Well that was stupid, he thought, his head swimming. He couldn't see the thing anymore, only hear it stomping around. Not near him, although it hardly mattered. He had a sneaking suspicion he might be dying. Or maybe worse, going into a coma again. The world above him was filled with the glowing green smoke of the explosion.
And then, suddenly, it was awash with gold.

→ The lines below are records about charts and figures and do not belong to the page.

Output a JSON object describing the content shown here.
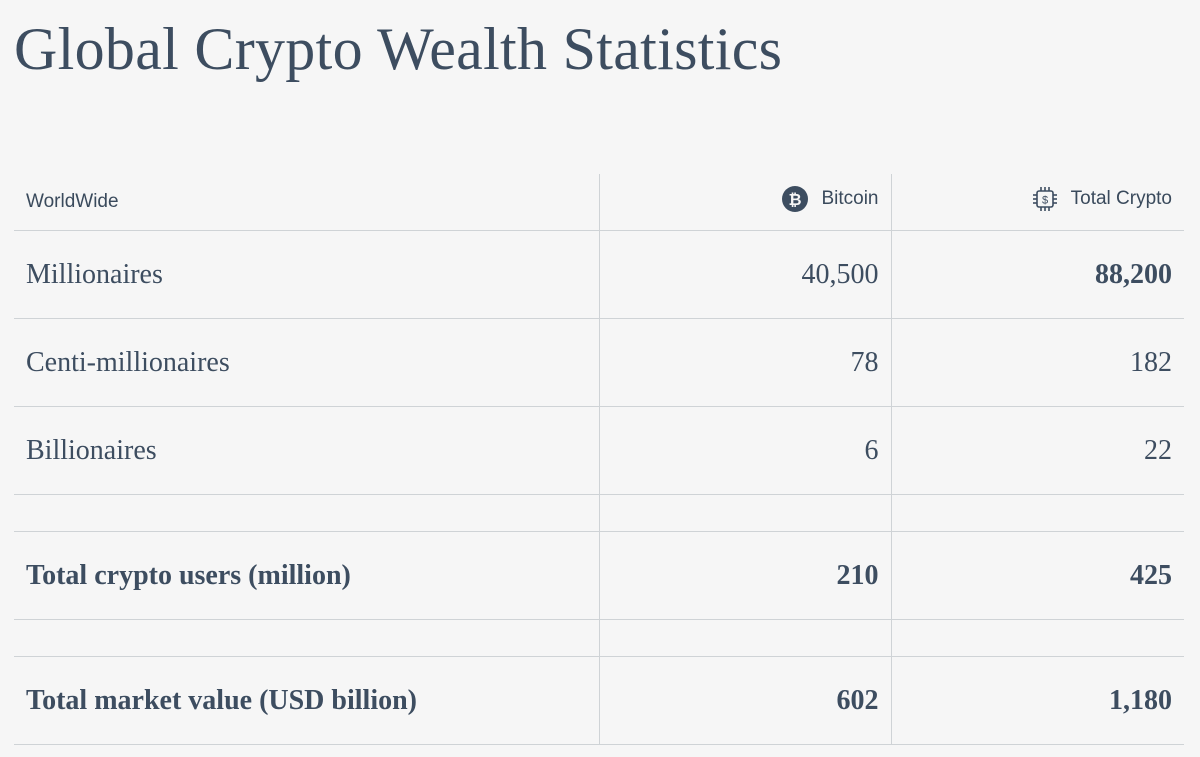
{
  "title": "Global Crypto Wealth Statistics",
  "table": {
    "headers": {
      "region": "WorldWide",
      "bitcoin": "Bitcoin",
      "total": "Total Crypto",
      "bitcoin_icon": "bitcoin-icon",
      "total_icon": "crypto-chip-icon"
    },
    "rows": [
      {
        "label": "Millionaires",
        "bitcoin": "40,500",
        "total": "88,200"
      },
      {
        "label": "Centi-millionaires",
        "bitcoin": "78",
        "total": "182"
      },
      {
        "label": "Billionaires",
        "bitcoin": "6",
        "total": "22"
      }
    ],
    "totals": [
      {
        "label": "Total crypto users (million)",
        "bitcoin": "210",
        "total": "425"
      },
      {
        "label": "Total market value (USD billion)",
        "bitcoin": "602",
        "total": "1,180"
      }
    ]
  },
  "colors": {
    "text": "#3d4d60",
    "background": "#f6f6f6",
    "border": "#cfd3d6"
  }
}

He tilted his head and floating in the air in front of him was...a bird. Or almost a bird. It was more like a rough picture of a bird, with a rough brown color inside hard, black outlines. It's wings were splayed out and the lines of the thing were stiff, all except for the eye in the center of its back. The eye moved quickly and fluidly, turning down towards him.
Interesting, a voice echoed in his mind.
“Sure,” Benny mumbled. “Why not.”
Mmm. You are injured, so I will forgive you.
“Great, thanks.”
Hmph. I'll expect you to be properly grateful when next we meet. Until then...good luck, descendant, with what strength I can offer you.
The eye flashed, and the light flowed from it like golden liquid, pouring down from the sky into Benny's body. He felt warm. No, no he felt...he felt like he was on fire. In a good way. A great way. He leaped up from the ruins of the broken car, shaking his head. He didn't have time to think about how weird everything was. He had to go! He had to move!
As he ran towards the tree creature again, his fist raised, he didn't notice his body now looked like it was painted in softly glowing gold. Any more than he noticed the image of a bird, minus the staring eye, that had appeared on the forearm of his raised fist.